Danielle Nolan Dr. Cheatam ENG 102 February 14, 2018 The Cask of Amontillado Edgar Allen Poe’s, The Cask of Amontillado is a story where the storyteller starts by disclosing to us that Fortunato has harmed him. Far more terrible, Fortunato has offended him. The storyteller must get exact retribution. He meets Fortunato, who is altogether spruced up in a lot of garments for a festival festivity − and as of now is an exceptionally alcoholic man. The storyteller says he’s found a barrel of an uncommon cognac called Amontillado.

So, he and the storyteller go to the underground memorial park, or ‘mausoleum,’ of the Montresor family. Obviously, that is the place the storyteller keeps his wine. The storyteller drives Fortunato more profound and more profound into the mausoleum, getting him drunker and drunker in route. When he has one block left, he mentally torments Fortunato until the point that he asks for kindness. The storyteller is named by Fortunato which calls him ‘Montresor. ‘ After Fortunato shouts out Montresor’s name, he doesn’t have any more lines. In any case, just before Montresor places in the last block, Fortunato rings his chimes. At that point Montresor completes the activity and abandons him there to be left in the dust. At the very end, Montresor reveals to us that the entire undertaking happened fifty years back, and no one has discovered.

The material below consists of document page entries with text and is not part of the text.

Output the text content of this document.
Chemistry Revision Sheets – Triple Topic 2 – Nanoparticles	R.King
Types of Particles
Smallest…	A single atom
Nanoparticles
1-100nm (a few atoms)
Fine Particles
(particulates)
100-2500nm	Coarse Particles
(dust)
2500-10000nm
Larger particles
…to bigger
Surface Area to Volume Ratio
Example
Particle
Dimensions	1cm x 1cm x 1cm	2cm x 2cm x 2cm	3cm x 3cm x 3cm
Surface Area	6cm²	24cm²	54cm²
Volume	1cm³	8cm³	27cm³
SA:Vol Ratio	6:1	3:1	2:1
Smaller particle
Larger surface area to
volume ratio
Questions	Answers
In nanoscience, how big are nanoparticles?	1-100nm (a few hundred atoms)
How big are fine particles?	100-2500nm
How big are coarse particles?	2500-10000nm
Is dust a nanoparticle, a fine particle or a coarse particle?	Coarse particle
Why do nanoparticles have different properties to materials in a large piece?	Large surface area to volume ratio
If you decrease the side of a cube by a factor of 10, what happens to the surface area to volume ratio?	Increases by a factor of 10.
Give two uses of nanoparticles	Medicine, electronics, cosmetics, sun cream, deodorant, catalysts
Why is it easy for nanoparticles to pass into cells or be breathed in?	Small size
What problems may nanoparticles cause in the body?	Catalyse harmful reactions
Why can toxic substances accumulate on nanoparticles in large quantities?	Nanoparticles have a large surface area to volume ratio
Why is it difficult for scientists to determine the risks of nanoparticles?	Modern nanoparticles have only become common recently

Therefore, I agree that Montresor was dying slowly at this moment and told a priest his sins.

The theme of this story was seeking revenge. Which if he was speaking to a priest he would be looking to be for forgiveness. Montresor mentioned ‘ You, who so well know the nature of my soul, will not suppose, however, that I gave utterance to a threat. ‘ (Poe 250) He is speaking spiritually, so a priest would know the nature of his soul. A soul would normally be associated with a priest or someone of the spiritual world. We would assume that he is catholic because he is speaking Latin and that is the origin language of the catholic church. He is confessing in seek for forgiveness I assume. He never actually says he is seeking forgiveness from confessing his horrible confession. So, since he isn’t seeking forgiveness he wouldn’t be talking to a priest. He could be talking to a close family member, like his mom, wife, or siblings.

The listener is clearly someone who knows Montresor well. I do not feel as if Montresor was feeling guilty because he never asked for forgiveness. You can’t redeem yourself for killing someone, unless you spiritually ask a priest for forgiveness. That doesn’t mean he isn’t guilty anymore. Since he doesn’t ask for forgiveness, we could take the look as if he is bragging about killing Fortunato. He clearly knew what he was doing and seems to think it’s okay to kill someone as if he doesn’t find a wrong in it. This is a reason why I feel as if he couldn’t have been talking to a priest. He would more than likely tell this to a family member or a close friend if he isn’t asking to be forgive from his sins. The pride of Montresor has been shamed and he couldn’t stand to enable Fortunato to live. Montresor appreciates recounting Fortunato’s death by foretelling the arranging of Fortunato’s passing, demonstrating the how he did it, and showing the pride and imagery in his plan to kill him.

‘The Cask of Amontillado’ is filled up with pieces of information that indicates toward the horrible death of Fortunato. For example, the scene where Montresor was strolling Fortunato to his pipe of amontillado in the sepulchers contains anticipating information. This sentence shows that own passing is upon himself which is Fortunato. ‘Your cough – it is nothing he said but let us go on” (Poe 253). Montresor realizes that Fortunato will die from his wrathful plan of catching him and driving him to his own starvation. Proven that this takes place in Italy and its catholic ties, I do think Montresor was talking to a priest for either forgiveness or just confessing this as his last words. Using my critical perspective, he referred to the word soul and I personally thinks he is speaking to a priest. This book also is ethos and pathos. It gets you emotionally connected and spiritually connected. Authors often use religion to get people connected even when its hidden. That is another reason I feel as if he is speaking to a priest.